Now I don’t want to preach, far from it. I get that we still have a long way to go in business as women. The fact that the percentage of senior managers throughout the world that are women is still only 24% in 2012 is a little more than just depressing. But the fact that children feel, be it subconscious or not, that they have restrictions on who their role models can be. That my friend, is extremely depressing.

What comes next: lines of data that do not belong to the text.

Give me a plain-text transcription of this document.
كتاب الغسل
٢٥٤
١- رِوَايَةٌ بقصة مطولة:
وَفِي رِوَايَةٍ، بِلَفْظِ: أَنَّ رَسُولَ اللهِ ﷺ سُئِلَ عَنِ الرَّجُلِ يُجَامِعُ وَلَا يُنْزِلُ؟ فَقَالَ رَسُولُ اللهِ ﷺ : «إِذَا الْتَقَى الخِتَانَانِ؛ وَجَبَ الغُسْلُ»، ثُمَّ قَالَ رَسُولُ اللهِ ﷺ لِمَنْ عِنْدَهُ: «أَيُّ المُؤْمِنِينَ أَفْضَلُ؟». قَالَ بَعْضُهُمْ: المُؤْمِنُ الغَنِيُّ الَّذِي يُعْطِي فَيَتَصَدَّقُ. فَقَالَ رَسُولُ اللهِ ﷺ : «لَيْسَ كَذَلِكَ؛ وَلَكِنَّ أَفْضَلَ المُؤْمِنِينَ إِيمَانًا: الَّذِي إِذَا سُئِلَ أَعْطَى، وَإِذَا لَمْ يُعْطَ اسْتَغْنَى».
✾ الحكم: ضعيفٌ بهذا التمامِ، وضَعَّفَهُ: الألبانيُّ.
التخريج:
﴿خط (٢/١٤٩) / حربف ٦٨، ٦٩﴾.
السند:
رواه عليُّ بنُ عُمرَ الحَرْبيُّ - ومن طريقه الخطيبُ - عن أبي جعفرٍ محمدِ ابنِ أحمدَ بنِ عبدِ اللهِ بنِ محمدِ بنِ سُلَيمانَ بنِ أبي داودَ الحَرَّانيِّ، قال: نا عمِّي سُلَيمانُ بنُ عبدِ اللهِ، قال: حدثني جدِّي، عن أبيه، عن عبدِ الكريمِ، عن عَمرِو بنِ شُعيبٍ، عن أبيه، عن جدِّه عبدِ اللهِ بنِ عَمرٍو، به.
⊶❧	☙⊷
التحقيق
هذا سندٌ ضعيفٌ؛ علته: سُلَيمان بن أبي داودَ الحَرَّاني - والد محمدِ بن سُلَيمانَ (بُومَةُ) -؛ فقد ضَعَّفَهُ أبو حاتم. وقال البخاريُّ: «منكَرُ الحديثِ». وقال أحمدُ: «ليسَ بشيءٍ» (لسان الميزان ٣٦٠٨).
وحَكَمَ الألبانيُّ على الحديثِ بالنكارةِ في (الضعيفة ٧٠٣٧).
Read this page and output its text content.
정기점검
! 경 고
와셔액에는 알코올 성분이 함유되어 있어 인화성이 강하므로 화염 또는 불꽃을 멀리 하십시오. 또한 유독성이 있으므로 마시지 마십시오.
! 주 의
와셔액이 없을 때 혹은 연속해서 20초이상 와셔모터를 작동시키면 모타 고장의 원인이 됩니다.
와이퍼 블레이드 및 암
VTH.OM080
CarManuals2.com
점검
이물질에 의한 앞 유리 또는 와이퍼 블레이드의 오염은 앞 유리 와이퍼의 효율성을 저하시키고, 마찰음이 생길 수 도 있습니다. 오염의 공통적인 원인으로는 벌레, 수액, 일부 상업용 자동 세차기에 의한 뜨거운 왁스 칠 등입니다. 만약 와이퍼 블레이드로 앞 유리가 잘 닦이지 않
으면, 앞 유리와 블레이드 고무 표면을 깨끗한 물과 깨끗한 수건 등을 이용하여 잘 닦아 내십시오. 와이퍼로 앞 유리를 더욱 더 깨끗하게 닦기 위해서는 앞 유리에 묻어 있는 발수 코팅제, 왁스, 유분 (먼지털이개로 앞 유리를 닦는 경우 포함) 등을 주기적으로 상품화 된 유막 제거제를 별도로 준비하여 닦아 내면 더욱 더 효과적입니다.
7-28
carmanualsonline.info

Now contrary to what most of you are thinking, I do not think that the answer is to push for more businesses to hire women and to promote women as incredible role models. I just want successful women to be promoted as equally as men, and to be viewed as a good role model for both boys and girls. I think a lot of the time those extra pushes actually do the complete opposite. Take the awards for companies that hire a lot of women: “Top Employer for Women”. Fantastic! I think it’s great that women know which companies they can work for that will not discriminate against them, really I do. But what about the other extreme? Are men more intimidated by companies that are the “Top Employers for Women” because they feel they may get overlooked for not being a women? Or maybe that the female managers will be this crazy, media induced version of a feminist? Or that the entire office culture will be a replication of the Stepford Wives? That is not what we want!
But it all starts with education. Not of the masses and not that your company hires the most women or has the most women in senior management roles, but of equality. Equality in the office, in our everyday lives and in our role models. Educate your own kids, other children, people that you care about. And one day, maybe just one, we’ll be able to take over the world enough to have our posters on walls of people who look up to us.